すでに電子帳簿保存法は2022年1月に改正し施行されています。2年後の2024年1月1日までに、要件を満たす形で電子取引を保存できる体制を整えておかなければなりません。電子帳簿保存法に対応しない場合、青色申告の承認を取り消される、追徴課税などのペナルティが課されるほか、会社法により過料が課せられる場合もありますから気を付けましょう。また電子帳簿保存法に対応したつもりでも、解像度やカラーなどの決まりに違反していることがあります。電子帳簿保存法に対応する際には、これらの要件を守っているかをしっかり確認しておきましょう。
電子帳簿保存法の改正点で注意すること
電子帳簿保存法に対応する際には、いくつかの注意点があります。以下のようなことに気を配らないと、対応したつもりが実はそうなっていなかったということも起こりえます。
手書きの帳簿は対象外
帳簿や決算関係の書類については、手書きのものは電子保存の対象外です。またパソコンで作成したものでも、手書きの追記があるなどの場合も対象外となります。
重要書類はカラーでのスキャンが必要
書類をスキャン保存するとき、資金や物の流れに直結・連動する重要書類は、カラーでスキャンしなくてはなりません。また書類のサイズを縮小することもできず、そのままの大きさで複数回に分けてスキャンすることになります。
紙の原本が必要な場合もある
タイムスタンプ付与の要件(受領から2ヶ月+7営業日の入力期間)を満たせなかったときや、読み取った書類がプリンターの出力可能サイズより大きい場合などには、電子データで保存した後、紙の原本も保存しておく必要があります。
電子データの破損などに備える
電子データの保存期間は、確定申告書の提出期限より7年間とされています。この期間中にデータが破損することもないとはいえず、それに備えた保管環境を準備する必要があります。パソコン内に保存する場合には、故意でなくても削除してしまったり、故障によって開けなくなったりする可能性もあるでしょう。バックアップを取るのはもちろんのこと、データが紛失・破損しないように、クラウド上で保存するなどの対策を講じる必要があります。
電子帳簿改正法への対応はクラウドサービスが便利
クラウドとは英語で「雲のようなかたまり」を意味する言葉です。一般的にはインターネットを介して、遠隔で使用するシステムやツールを指します。パソコンではアプリやツールとしての機能はパソコン内にありますが、クラウドサービスではそういった機能はクラウド上に設置されています。実際に操作をする端末のパソコンやスマホでは、ディスプレイや操作といった機能だけを使い、大部分の機能はすべてクラウド上にあるということになります。

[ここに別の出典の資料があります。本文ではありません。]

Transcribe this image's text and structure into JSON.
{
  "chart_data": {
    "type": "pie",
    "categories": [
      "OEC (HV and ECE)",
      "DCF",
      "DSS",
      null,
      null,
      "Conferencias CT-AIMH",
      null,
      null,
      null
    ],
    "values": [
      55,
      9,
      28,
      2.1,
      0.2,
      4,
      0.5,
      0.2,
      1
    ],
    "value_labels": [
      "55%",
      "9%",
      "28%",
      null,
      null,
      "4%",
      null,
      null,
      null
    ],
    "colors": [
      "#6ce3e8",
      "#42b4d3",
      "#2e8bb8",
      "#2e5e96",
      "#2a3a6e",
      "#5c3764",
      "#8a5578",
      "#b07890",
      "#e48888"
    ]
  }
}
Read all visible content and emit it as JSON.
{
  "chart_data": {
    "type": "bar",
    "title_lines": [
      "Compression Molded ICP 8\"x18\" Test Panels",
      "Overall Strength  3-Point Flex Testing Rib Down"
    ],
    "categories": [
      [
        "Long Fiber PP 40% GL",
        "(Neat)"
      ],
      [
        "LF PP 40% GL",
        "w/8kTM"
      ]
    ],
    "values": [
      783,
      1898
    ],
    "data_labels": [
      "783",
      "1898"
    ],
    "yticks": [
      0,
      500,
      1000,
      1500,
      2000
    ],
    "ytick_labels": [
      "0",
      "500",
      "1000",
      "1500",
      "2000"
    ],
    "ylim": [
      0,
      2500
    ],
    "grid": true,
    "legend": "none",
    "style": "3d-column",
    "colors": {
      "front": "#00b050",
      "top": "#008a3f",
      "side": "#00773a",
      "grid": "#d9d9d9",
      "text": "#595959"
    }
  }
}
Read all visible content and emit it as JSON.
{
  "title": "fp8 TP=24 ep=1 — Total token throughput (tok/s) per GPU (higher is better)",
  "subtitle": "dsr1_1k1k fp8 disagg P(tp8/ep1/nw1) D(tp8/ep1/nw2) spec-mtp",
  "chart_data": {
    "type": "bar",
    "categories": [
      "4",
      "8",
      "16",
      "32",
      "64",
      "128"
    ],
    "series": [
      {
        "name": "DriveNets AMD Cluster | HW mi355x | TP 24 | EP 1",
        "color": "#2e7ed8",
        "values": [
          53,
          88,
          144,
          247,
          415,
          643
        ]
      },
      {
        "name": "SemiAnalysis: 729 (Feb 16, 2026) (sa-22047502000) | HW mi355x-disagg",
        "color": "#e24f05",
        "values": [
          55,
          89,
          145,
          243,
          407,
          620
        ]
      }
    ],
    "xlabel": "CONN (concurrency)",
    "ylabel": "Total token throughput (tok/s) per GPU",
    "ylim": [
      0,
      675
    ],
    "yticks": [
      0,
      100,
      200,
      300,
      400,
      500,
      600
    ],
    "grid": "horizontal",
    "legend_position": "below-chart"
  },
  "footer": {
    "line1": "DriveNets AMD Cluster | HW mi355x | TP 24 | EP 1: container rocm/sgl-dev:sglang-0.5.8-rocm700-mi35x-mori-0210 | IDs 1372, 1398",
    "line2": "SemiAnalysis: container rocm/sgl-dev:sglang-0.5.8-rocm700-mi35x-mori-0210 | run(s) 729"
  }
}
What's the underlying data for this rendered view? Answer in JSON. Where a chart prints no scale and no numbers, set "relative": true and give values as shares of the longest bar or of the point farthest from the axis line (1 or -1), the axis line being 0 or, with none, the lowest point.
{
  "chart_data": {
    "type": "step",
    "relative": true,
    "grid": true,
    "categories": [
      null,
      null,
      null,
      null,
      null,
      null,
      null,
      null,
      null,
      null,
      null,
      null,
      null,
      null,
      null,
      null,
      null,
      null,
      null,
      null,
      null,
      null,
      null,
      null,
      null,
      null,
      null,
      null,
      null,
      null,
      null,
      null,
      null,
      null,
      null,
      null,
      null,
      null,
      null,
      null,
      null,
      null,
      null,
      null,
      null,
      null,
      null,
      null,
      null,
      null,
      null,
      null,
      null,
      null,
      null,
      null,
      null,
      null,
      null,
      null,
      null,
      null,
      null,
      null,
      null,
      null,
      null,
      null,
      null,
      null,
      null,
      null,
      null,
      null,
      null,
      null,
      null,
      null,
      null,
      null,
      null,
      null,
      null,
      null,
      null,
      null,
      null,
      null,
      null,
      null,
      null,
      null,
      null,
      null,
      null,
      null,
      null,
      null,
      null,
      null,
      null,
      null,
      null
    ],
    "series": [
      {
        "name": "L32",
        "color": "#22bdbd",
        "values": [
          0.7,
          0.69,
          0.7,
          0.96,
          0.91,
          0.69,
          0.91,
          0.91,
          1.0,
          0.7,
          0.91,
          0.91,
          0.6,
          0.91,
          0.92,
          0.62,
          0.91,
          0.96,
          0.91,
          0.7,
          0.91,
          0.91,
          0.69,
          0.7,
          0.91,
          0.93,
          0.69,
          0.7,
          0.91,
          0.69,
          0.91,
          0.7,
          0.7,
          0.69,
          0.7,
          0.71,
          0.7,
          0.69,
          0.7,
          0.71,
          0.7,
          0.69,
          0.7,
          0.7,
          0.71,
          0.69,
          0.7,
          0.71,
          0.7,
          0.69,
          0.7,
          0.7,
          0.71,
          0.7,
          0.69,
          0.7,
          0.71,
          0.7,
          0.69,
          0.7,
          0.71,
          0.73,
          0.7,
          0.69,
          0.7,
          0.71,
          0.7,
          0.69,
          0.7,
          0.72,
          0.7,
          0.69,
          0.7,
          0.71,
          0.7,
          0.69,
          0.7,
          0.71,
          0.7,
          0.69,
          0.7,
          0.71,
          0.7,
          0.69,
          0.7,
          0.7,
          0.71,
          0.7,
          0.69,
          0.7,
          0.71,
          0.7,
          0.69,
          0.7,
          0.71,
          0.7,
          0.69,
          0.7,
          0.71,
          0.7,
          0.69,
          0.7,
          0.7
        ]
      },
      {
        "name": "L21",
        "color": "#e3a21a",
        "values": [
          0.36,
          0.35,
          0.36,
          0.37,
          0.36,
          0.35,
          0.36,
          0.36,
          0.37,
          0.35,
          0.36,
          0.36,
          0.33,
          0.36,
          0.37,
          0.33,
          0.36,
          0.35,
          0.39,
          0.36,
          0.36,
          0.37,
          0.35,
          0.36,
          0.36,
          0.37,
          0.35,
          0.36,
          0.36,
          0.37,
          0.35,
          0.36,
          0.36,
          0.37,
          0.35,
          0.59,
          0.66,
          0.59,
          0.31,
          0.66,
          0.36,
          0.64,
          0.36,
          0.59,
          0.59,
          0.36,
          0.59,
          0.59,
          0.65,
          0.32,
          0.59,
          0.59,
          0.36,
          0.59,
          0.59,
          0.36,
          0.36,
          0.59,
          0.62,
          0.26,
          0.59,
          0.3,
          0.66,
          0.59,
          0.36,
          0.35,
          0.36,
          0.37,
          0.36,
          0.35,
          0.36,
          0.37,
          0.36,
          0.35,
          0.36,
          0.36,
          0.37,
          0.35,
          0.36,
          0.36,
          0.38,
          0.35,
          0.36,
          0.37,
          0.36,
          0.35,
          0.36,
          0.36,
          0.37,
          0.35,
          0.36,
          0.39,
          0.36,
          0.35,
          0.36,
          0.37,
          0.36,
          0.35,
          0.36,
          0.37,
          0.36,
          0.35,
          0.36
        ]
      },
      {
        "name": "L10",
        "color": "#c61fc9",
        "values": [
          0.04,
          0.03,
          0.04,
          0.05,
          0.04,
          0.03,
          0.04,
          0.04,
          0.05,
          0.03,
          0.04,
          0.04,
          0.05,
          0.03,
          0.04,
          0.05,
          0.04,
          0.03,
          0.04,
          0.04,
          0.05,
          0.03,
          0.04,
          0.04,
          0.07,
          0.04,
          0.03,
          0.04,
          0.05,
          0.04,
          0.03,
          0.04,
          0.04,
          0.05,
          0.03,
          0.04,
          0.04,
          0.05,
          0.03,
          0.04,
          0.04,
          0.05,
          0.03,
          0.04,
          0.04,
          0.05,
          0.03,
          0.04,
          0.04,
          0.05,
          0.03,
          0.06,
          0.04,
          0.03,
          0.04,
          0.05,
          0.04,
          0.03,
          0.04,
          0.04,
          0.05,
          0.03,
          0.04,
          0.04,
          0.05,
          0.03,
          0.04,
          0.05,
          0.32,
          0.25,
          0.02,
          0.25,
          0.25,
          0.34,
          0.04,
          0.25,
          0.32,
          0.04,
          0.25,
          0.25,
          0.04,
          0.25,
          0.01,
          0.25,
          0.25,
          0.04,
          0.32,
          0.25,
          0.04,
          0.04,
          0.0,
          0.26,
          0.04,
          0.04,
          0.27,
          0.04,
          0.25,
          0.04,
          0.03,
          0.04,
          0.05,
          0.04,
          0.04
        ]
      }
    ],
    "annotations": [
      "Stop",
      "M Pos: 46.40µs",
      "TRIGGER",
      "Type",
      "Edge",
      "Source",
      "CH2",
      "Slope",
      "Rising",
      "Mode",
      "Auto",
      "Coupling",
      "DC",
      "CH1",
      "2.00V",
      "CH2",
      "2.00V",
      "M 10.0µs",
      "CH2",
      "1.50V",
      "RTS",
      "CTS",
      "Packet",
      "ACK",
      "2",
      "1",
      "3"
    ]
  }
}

電子帳簿保存法に対応しているクラウドサービスが、すでにいくつも登場しています。それらを利用することで、各種要件を満たす状態でデータが保存できます。サービスによって、月ごとや年ごとにかかる費用は変わります。またサービス内容もそれぞれ異なりますから、自社に合ったもの選びましょう。
まとめ
2024年1月1日からは、電子帳簿改正法を誰もが守らなくてはなりません。それまでに業務の対応をすすめていきましょう。時代の流れとして、ペーパーレス化は避けて通れません。ここから先には令和5年10月1日から開始される「消費税インボイス制度」があり、電子インボイスの運用開始が予定されています。これは自社業務だけでなく、社外との取引もデジタル化されていくということを意味します。その流れを見据えたうえで、まずは電子帳簿改正法に対応する形に自社業務を整えていきましょう。